MySQLGetBandwidthDL SELECT DLBandwidth FROM users WHERE User="\L"
 

Please note the change in the line of MYSQLPassword. We are using password() to encrypt each users password, rather than storing them in clear text.

Next create the file /etc/pure-ftpd/conf/ChrootEveryone which simply contains the string yes, and which will make PureFTPd chroot every virtual user in his home directory so he will not be able to browse directories and files outside his home directory

> echo "yes" > /etc/pure-ftpd/conf/ChrootEveryone

Also create the file /etc/pure-ftpd/conf/CreateHomeDir which again simply contains the string yes. This will make PureFTPd create a user's home directory when the user logs in and the home directory does not yet exist.

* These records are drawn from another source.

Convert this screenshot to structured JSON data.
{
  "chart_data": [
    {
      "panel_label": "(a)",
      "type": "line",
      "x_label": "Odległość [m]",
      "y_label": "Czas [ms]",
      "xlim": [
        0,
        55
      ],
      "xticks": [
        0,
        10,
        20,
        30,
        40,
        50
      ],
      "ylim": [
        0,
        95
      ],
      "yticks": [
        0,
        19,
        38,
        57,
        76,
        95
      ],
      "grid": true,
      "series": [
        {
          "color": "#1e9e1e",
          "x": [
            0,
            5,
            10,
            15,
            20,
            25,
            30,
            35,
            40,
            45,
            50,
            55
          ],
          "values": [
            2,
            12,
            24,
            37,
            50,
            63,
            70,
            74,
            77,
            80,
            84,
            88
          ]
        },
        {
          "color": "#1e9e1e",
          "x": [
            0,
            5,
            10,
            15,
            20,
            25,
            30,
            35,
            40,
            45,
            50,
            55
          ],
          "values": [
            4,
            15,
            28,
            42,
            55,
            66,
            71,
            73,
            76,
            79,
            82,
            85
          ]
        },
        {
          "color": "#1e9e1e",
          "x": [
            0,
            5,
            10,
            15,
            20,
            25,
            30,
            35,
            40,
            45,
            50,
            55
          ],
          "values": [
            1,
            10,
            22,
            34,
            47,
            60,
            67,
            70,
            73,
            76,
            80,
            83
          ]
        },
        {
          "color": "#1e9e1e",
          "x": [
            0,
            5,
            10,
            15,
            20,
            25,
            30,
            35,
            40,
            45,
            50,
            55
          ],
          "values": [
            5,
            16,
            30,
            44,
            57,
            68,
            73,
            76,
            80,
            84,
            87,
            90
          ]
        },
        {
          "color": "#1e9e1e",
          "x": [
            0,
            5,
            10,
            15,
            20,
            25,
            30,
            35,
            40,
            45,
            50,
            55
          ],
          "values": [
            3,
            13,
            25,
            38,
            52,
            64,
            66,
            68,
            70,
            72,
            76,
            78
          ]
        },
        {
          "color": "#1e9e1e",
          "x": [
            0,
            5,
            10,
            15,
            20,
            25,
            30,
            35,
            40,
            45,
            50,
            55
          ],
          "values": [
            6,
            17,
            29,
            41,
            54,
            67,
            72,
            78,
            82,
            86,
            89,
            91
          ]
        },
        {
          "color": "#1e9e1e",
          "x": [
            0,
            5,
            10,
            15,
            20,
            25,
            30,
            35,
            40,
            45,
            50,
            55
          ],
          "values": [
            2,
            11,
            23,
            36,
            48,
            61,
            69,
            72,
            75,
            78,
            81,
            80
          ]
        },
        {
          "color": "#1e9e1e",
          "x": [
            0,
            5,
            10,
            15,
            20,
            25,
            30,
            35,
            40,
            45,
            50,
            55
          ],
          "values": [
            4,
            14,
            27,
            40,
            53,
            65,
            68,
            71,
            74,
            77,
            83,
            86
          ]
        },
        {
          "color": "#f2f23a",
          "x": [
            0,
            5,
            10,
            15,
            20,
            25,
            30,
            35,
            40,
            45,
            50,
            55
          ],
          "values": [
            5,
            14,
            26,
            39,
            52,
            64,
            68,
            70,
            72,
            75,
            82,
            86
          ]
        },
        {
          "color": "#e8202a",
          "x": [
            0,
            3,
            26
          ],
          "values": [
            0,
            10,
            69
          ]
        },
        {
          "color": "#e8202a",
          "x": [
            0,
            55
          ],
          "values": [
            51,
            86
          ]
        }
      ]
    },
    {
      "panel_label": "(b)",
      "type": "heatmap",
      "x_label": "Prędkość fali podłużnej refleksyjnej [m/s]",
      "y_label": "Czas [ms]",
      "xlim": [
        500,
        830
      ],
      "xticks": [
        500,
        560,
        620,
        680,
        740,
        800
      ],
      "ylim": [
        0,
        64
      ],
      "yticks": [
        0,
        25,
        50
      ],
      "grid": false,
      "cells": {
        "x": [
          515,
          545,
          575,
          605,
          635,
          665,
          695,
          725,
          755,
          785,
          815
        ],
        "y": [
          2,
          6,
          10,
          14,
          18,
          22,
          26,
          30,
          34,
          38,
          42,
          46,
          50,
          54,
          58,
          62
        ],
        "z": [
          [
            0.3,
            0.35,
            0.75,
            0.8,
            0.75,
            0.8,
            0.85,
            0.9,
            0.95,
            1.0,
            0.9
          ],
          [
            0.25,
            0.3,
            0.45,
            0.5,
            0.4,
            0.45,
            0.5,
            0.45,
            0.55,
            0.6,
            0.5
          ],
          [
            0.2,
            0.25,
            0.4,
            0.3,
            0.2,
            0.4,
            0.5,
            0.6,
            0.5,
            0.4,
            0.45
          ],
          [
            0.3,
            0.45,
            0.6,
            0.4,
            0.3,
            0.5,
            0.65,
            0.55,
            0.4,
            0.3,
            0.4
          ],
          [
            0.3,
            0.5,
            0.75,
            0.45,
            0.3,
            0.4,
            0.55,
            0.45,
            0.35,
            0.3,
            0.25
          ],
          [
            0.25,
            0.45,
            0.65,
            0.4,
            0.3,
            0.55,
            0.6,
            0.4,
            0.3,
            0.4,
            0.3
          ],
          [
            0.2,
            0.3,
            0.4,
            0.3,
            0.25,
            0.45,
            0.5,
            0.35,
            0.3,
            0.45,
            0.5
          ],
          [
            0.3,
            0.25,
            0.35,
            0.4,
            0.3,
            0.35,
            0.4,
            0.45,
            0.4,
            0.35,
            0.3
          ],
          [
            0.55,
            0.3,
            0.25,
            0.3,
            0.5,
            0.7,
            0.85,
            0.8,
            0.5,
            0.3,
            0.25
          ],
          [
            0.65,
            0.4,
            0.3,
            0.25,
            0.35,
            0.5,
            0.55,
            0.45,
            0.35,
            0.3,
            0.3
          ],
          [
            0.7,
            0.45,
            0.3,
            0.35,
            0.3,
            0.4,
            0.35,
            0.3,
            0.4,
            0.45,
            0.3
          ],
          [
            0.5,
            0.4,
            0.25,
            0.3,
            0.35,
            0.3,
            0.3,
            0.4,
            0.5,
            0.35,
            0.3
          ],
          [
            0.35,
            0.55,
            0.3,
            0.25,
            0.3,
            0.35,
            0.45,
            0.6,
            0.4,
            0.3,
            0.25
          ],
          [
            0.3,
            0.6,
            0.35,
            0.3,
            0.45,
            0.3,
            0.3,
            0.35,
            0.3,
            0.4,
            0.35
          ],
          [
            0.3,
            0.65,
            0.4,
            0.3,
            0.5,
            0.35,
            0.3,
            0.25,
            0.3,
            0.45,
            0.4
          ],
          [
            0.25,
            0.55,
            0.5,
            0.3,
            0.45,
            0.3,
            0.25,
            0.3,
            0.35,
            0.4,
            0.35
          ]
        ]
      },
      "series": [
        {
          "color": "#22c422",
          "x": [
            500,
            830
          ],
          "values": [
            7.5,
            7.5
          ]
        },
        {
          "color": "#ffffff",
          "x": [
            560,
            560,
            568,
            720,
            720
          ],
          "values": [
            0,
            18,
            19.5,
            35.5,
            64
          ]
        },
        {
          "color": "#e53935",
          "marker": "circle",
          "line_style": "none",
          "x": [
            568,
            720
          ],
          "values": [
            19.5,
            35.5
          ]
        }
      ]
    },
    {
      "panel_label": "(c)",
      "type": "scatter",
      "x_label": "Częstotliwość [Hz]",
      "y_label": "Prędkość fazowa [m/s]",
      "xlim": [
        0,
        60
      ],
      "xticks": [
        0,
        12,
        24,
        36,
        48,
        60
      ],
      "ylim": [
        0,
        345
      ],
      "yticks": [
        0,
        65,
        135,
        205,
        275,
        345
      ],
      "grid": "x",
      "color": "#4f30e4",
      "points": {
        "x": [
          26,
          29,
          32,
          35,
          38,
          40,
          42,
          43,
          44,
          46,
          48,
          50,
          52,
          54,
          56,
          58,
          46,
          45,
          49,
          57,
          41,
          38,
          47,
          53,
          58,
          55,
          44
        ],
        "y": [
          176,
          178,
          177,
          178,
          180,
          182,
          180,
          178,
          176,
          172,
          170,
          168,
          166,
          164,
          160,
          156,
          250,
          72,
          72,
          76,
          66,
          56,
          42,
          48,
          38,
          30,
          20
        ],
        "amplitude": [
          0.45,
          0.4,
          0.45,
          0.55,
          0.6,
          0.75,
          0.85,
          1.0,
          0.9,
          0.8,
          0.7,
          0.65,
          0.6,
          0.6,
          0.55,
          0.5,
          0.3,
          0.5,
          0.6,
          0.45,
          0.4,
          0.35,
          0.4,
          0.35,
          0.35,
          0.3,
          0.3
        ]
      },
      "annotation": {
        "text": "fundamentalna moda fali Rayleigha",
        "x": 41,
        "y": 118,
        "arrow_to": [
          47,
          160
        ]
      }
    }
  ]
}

> echo "yes" > /etc/pure-ftpd/conf/CreateHomeDir

Now we must configure PureFTPd as a standalone daemon (it is currently controlled by inetd). To do this, we open /etc/default/pure-ftpd-common and change the value of the parameter STANDALONE_OR_INETD to standalone:

> vim /etc/default/pure-ftpd-common

Next, we modify /etc/inetd.conf and comment out the ftp line so that it looks like this:

#:STANDARD: These are standard services.
#ftp    stream  tcp nowait  root    /usr/sbin/tcpd /usr/sbin/proftpd
 

Now restart Inetd and PureFTPd:

> /etc/init.d/openbsd-inetd restart
> /etc/init.d/pure-ftpd-mysql restart

Testing the installation

Open the mysql command shell and add a new user:

> USE ftpuser;
> INSERT INTO users(User, STATUS, Password, Uid, Gid, Dir, comment) 
  VALUES ('cosmin', 1, encrypt('mypassword'), 2001, 2001, '/home/ftp/cosmin', 'my account');
>quit;

Thus, for every user you want to grant access to the ftp server, all you have to do is create the corresponding entry in the 'users' table like above. That's it.